Over the past few weekends, I built an app which will detect any object you point at it and translate it to another language. For example, if you point your phone at a cup, it will translate it to taza for Spanish. This all happens offline and in realtime. You can download the app free for android.
Is this all really offline?
Yes, using Google’s ML Kit for Android. The model I am using (efficientnet_lite_4) is bundled with the app. However, on startup, you will be prompted to download the language model that you want to use because I did could not find a way to bundle it with the app. But afterwards, all the classification and translation is done offline.
How well does it work?
Eh…good, but not great. It’s very accurate in recognizing objects which are geometrically unambiguous. For example, cars, bananas and computer keyboards are all easy. But for other things, it returns results which are either somewhat related ot plainly wrong. I am using the efficientnet_lite_4 model and it’s trained to detect objects of 1,000 different classes. Of course, there are more than 1,000 different things in the world so this is sort of a limitation within itself.
As for the translation, that’s much better. I just feed it the label (in English) from what was detected, and it outputs the text in another language.
I have only tested this on my Galaxy S10 Plus. The performance on it is pretty good, considering all of what’s happening under the hood. Though, my phone does get a little warm after using the app for a couple of minutes.
This was Surprisingly Easy to build
Speaking of overlays, that bounding box was the hardest thing about the app. It took me awhile to understand how I had to rotate the dimensions and scale it to the rectangular bounds that ML kit was producing for the object. That alone took me a few days to guess and understand.
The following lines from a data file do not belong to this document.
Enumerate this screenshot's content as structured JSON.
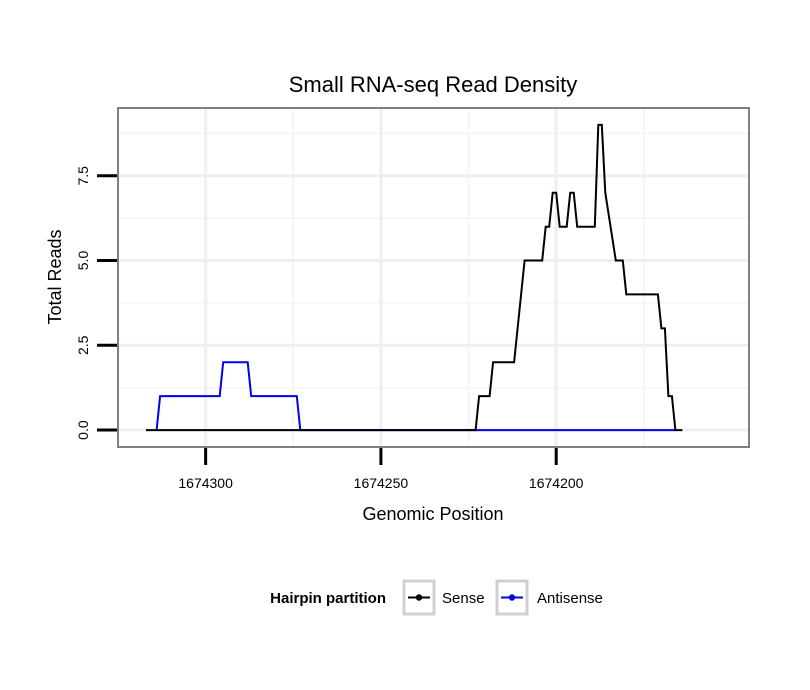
{
  "chart_data": {
    "type": "line",
    "title": "Small RNA-seq Read Density",
    "xlabel": "Genomic Position",
    "ylabel": "Total Reads",
    "x_reversed": true,
    "xlim": [
      1674325,
      1674145
    ],
    "ylim": [
      -0.5,
      9.5
    ],
    "x_ticks": [
      1674300,
      1674250,
      1674200
    ],
    "x_tick_labels": [
      "1674300",
      "1674250",
      "1674200"
    ],
    "y_ticks": [
      0,
      2.5,
      5,
      7.5
    ],
    "y_tick_labels": [
      "0.0",
      "2.5",
      "5.0",
      "7.5"
    ],
    "grid": true,
    "legend": {
      "title": "Hairpin partition",
      "position": "bottom",
      "entries": [
        "Sense",
        "Antisense"
      ]
    },
    "series": [
      {
        "name": "Sense",
        "color": "#000000",
        "points": [
          [
            1674317,
            0
          ],
          [
            1674223,
            0
          ],
          [
            1674222,
            1
          ],
          [
            1674219,
            1
          ],
          [
            1674218,
            2
          ],
          [
            1674212,
            2
          ],
          [
            1674209,
            5
          ],
          [
            1674204,
            5
          ],
          [
            1674203,
            6
          ],
          [
            1674202,
            6
          ],
          [
            1674201,
            7
          ],
          [
            1674200,
            7
          ],
          [
            1674199,
            6
          ],
          [
            1674197,
            6
          ],
          [
            1674196,
            7
          ],
          [
            1674195,
            7
          ],
          [
            1674194,
            6
          ],
          [
            1674189,
            6
          ],
          [
            1674188,
            9
          ],
          [
            1674187,
            9
          ],
          [
            1674186,
            7
          ],
          [
            1674183,
            5
          ],
          [
            1674181,
            5
          ],
          [
            1674180,
            4
          ],
          [
            1674171,
            4
          ],
          [
            1674170,
            3
          ],
          [
            1674169,
            3
          ],
          [
            1674168,
            1
          ],
          [
            1674167,
            1
          ],
          [
            1674166,
            0
          ],
          [
            1674164,
            0
          ]
        ]
      },
      {
        "name": "Antisense",
        "color": "#0000ee",
        "points": [
          [
            1674314,
            0
          ],
          [
            1674313,
            1
          ],
          [
            1674296,
            1
          ],
          [
            1674295,
            2
          ],
          [
            1674288,
            2
          ],
          [
            1674287,
            1
          ],
          [
            1674274,
            1
          ],
          [
            1674273,
            0
          ],
          [
            1674166,
            0
          ]
        ]
      }
    ]
  }
}
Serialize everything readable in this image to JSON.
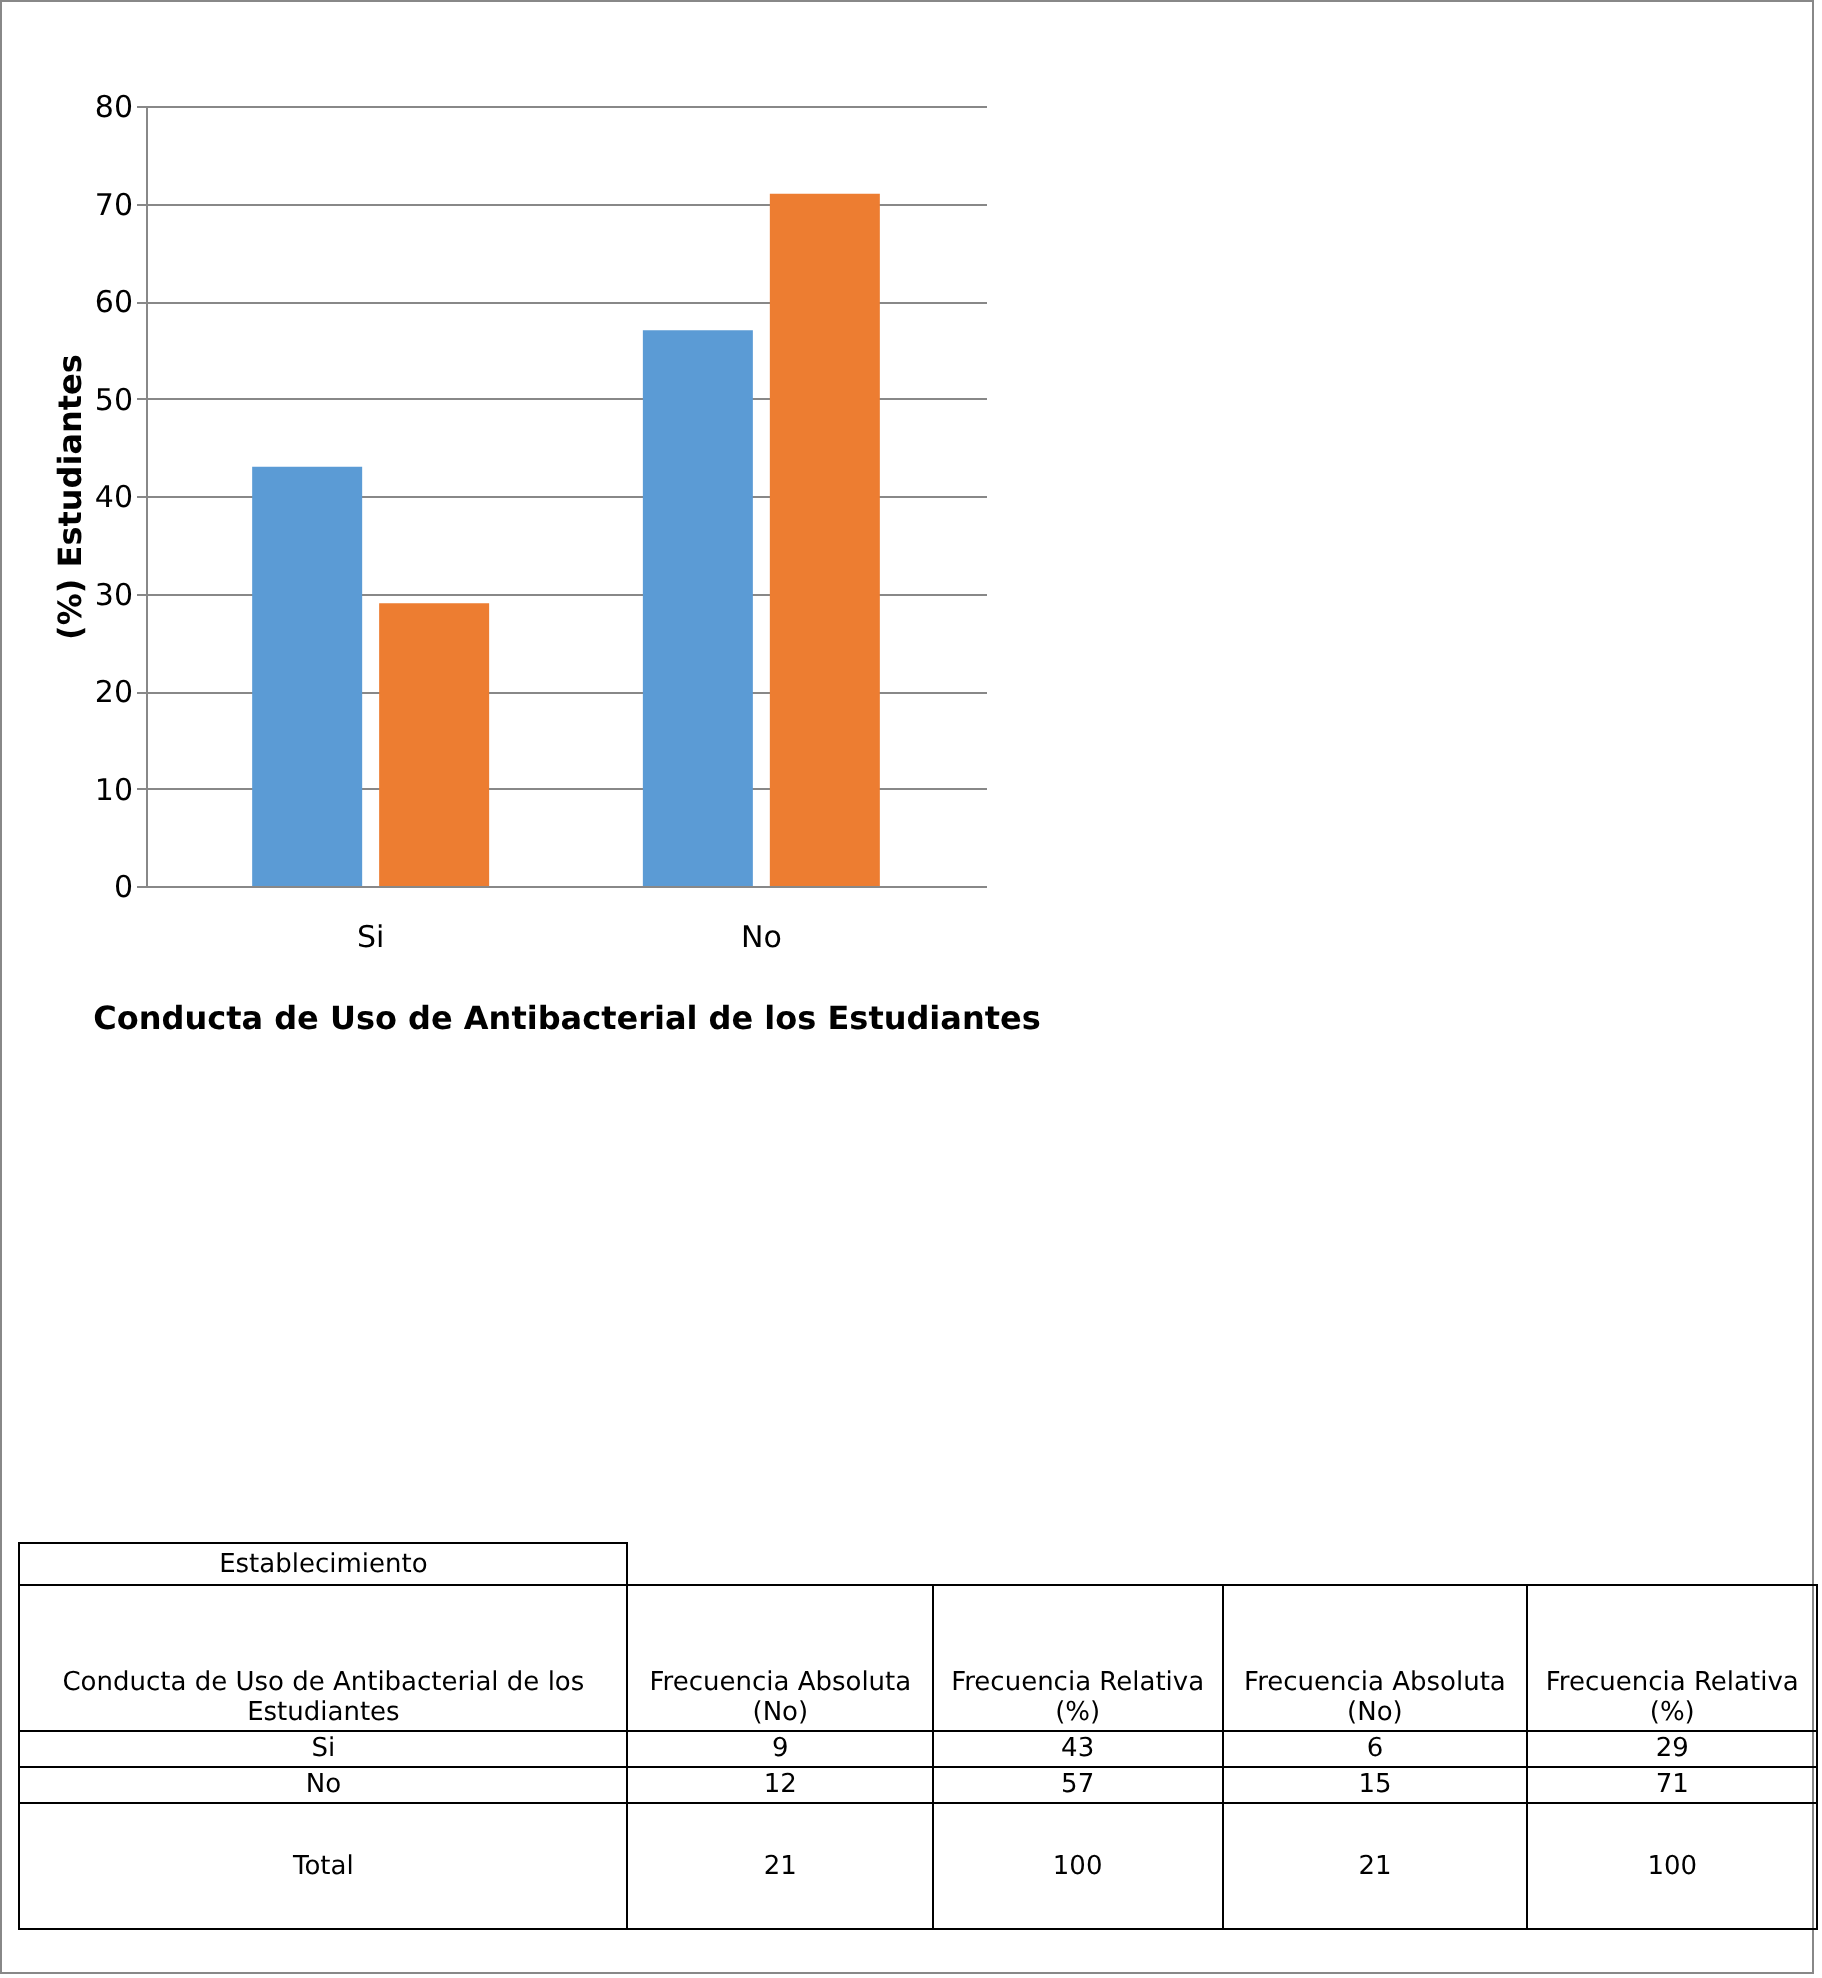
{
  "chart_data": {
    "type": "bar",
    "categories": [
      "Si",
      "No"
    ],
    "series": [
      {
        "color": "#5b9bd5",
        "values": [
          43,
          57
        ]
      },
      {
        "color": "#ed7d31",
        "values": [
          29,
          71
        ]
      }
    ],
    "xlabel": "Conducta de Uso de Antibacterial de los Estudiantes",
    "ylabel": "(%) Estudiantes",
    "ylim": [
      0,
      80
    ],
    "yticks": [
      0,
      10,
      20,
      30,
      40,
      50,
      60,
      70,
      80
    ],
    "grid": "y",
    "annotations": [
      "Establecimiento",
      "Conducta de Uso de Antibacterial de los Estudiantes",
      "Frecuencia Absoluta (No)",
      "Frecuencia Relativa (%)",
      "Frecuencia Absoluta (No)",
      "Frecuencia Relativa (%)",
      "9",
      "43",
      "6",
      "29",
      "12",
      "57",
      "15",
      "71",
      "Total",
      "21",
      "100",
      "21",
      "100"
    ]
  }
}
Right now, the app has a lot of limitations. For starters, if you want to change the language from what you selected, then you will need to go into the app settings and clear the data. This was a little laziness on my part because the support for other languages was a last minute thing. I’m currently learning Spanish so that was my focus. Also, I want to improve the classification and detection of objects. This might require me to modify the model and add in my own training data and re-train. I’m not sure yet.
Still, it was a fun thing to build and I was very surprised that it actually works on some level.